Performance Evaluation of Deep Neural Networks Applied to Speech Recognition: RNN, LSTM and GRU
Published Online: Aug 30, 2019
Page range: 235 - 245
Received: Sep 29, 2018
Accepted: Mar 10, 2019
DOI: https://doi.org/10.2478/jaiscr-2019-0006
Keywords
© 2019 Apeksha Shewalkar et al., published by Sciendo
This work is licensed under the Creative Commons Attribution-NonCommercial-NoDerivatives 4.0 License.
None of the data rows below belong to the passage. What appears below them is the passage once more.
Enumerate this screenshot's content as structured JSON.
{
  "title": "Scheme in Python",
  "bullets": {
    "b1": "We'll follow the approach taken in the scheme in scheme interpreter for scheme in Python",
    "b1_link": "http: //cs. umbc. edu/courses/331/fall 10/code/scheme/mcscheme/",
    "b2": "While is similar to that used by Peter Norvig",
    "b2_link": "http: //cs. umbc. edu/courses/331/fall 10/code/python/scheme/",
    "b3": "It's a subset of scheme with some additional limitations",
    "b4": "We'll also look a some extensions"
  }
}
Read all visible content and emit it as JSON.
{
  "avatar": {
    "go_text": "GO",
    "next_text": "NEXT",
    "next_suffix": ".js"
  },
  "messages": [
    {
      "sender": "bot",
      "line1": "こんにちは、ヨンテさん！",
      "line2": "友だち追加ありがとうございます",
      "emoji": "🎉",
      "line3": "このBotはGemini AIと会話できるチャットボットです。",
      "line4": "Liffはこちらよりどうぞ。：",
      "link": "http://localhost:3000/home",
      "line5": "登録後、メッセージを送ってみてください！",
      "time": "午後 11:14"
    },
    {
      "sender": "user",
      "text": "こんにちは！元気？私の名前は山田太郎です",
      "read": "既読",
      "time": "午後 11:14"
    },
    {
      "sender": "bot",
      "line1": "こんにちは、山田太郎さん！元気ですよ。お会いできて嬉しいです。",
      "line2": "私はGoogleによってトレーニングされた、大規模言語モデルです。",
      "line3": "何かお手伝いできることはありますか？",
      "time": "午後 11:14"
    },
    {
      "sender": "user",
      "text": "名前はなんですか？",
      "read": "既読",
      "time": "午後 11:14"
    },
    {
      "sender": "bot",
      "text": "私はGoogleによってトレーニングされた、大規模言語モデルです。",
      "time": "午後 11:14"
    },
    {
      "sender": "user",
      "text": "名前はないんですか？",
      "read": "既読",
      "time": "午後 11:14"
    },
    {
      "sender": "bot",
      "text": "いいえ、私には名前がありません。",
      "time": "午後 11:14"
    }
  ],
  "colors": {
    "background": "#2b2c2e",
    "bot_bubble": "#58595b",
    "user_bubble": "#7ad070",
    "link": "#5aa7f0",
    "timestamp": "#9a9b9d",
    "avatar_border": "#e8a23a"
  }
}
Deep Neural Networks (DNN) are nothing but neural networks with many hidden layers. DNNs are becoming popular in automatic speech recognition tasks which combines a good acoustic with a language model. Standard feedforward neural networks cannot handle speech data well since they do not have a way to feed information from a later layer back to an earlier layer. Thus, Recurrent Neural Networks (RNNs) have been introduced to take temporal dependencies into account. However, the shortcoming of RNNs is that long-term dependencies due to the vanishing/exploding gradient problem cannot be handled. Therefore, Long Short-Term Memory (LSTM) networks were introduced, which are a special case of RNNs, that takes long-term dependencies in a speech in addition to short-term dependencies into account. Similarily, GRU (Gated Recurrent Unit) networks are an improvement of LSTM networks also taking long-term dependencies into consideration. Thus, in this paper, we evaluate RNN, LSTM, and GRU to compare their performances on a reduced TED-LIUM speech data set. The results show that LSTM achieves the best word error rates, however, the GRU optimization is faster while achieving word error rates close to LSTM.